Cox regression, also known as the proportional hazards regression model, is a statistical technique used to analyze the relationship between the survival time of an individual and one or more predictor variables. It is commonly used in medical research to analyze the effect of different factors on the survival time of patients.
The basic idea behind Cox regression is to model the hazard function, which represents the instantaneous probability of an event (such as death) occurring at a particular time, given that the individual has survived up to that time. The hazard function is assumed to be proportional across different groups or levels of the predictor variables, which means that the effect of each predictor on the hazard is constant over time.

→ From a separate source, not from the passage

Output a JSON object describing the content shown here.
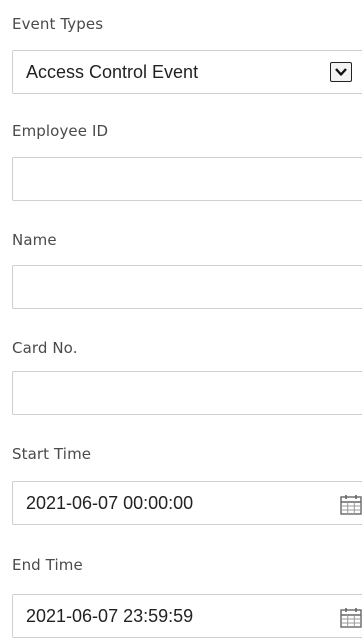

The Cox regression model is a semi-parametric model, which means that it makes some assumptions about the form of the hazard function (such as proportionality) but does not specify a particular parametric form for it. This makes it more flexible than fully parametric models, which assume a specific distribution for the survival time.

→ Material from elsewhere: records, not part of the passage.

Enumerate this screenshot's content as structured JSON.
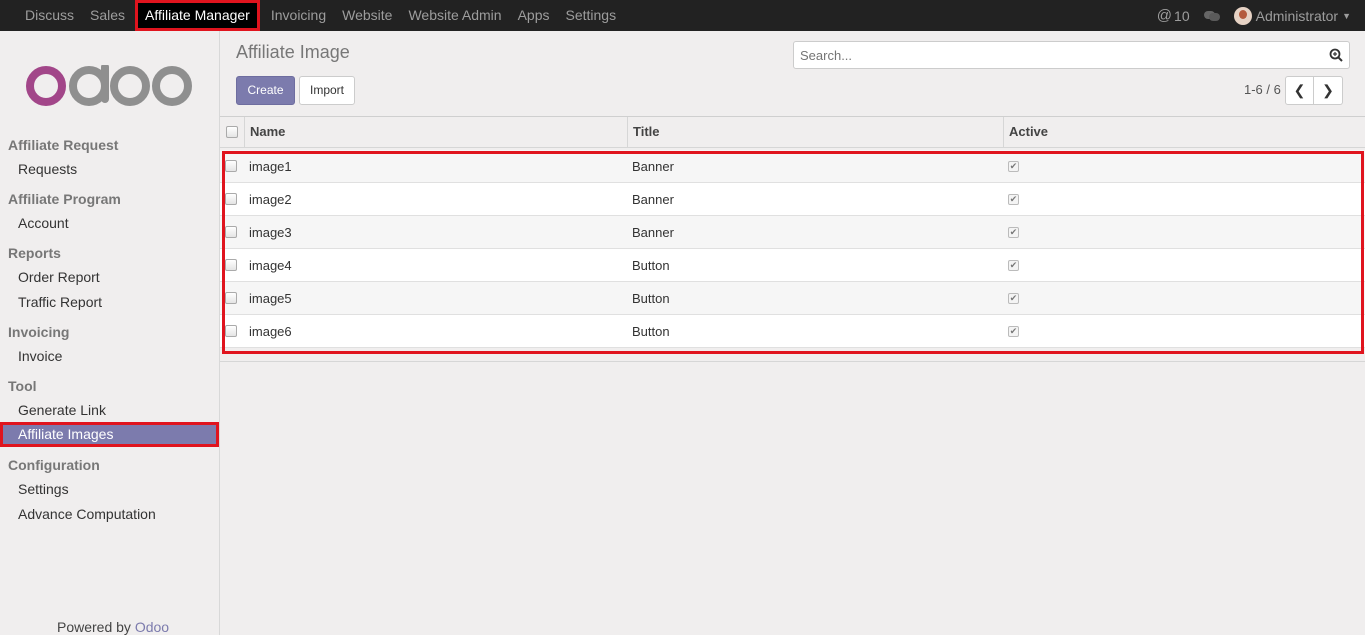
{
  "topbar": {
    "menu": [
      "Discuss",
      "Sales",
      "Affiliate Manager",
      "Invoicing",
      "Website",
      "Website Admin",
      "Apps",
      "Settings"
    ],
    "active_index": 2,
    "notification_count": "10",
    "user_name": "Administrator"
  },
  "sidebar": {
    "logo_text": "odoo",
    "sections": [
      {
        "title": "Affiliate Request",
        "items": [
          "Requests"
        ]
      },
      {
        "title": "Affiliate Program",
        "items": [
          "Account"
        ]
      },
      {
        "title": "Reports",
        "items": [
          "Order Report",
          "Traffic Report"
        ]
      },
      {
        "title": "Invoicing",
        "items": [
          "Invoice"
        ]
      },
      {
        "title": "Tool",
        "items": [
          "Generate Link",
          "Affiliate Images"
        ]
      },
      {
        "title": "Configuration",
        "items": [
          "Settings",
          "Advance Computation"
        ]
      }
    ],
    "active_item": "Affiliate Images",
    "powered_by": "Powered by",
    "powered_brand": "Odoo"
  },
  "main": {
    "title": "Affiliate Image",
    "create_label": "Create",
    "import_label": "Import",
    "search_placeholder": "Search...",
    "pager_text": "1-6 / 6",
    "columns": [
      "Name",
      "Title",
      "Active"
    ],
    "rows": [
      {
        "name": "image1",
        "title": "Banner",
        "active": true
      },
      {
        "name": "image2",
        "title": "Banner",
        "active": true
      },
      {
        "name": "image3",
        "title": "Banner",
        "active": true
      },
      {
        "name": "image4",
        "title": "Button",
        "active": true
      },
      {
        "name": "image5",
        "title": "Button",
        "active": true
      },
      {
        "name": "image6",
        "title": "Button",
        "active": true
      }
    ]
  },
  "colors": {
    "accent": "#7c7bad",
    "highlight": "#e0141e",
    "navbar": "#222222"
  }
}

To estimate the parameters of the Cox regression model, maximum likelihood estimation is commonly used. The likelihood function is a product of the probabilities of observing the event or censoring times for each individual, given the predictor variables and the model parameters.
The output of a Cox regression analysis includes the estimated coefficients for each predictor variable, along with their standard errors and confidence intervals. These coefficients can be used to calculate hazard ratios, which represent the ratio of the hazard for one group or level of a predictor variable to the hazard for another group or level, holding all other predictors constant.
Cox regression can be used to model the effect of both categorical and continuous predictor variables on survival time. In the case of continuous predictors, it is often necessary to transform the variable (such as taking the logarithm) to ensure that the proportional hazards assumption is met.
In addition to estimating the effect of predictor variables on survival time, Cox regression can also be used to predict the survival probability for new individuals, given their predictor values. This is commonly done by using the estimated coefficients to calculate a predicted hazard function, which can then be integrated over time to obtain the survival probability.
Cox regression is a powerful and widely used technique for analyzing survival data, but it does make some assumptions about the form of the hazard function and the proportionality of hazards. It is important to check these assumptions carefully before interpreting the results of a Cox regression analysis.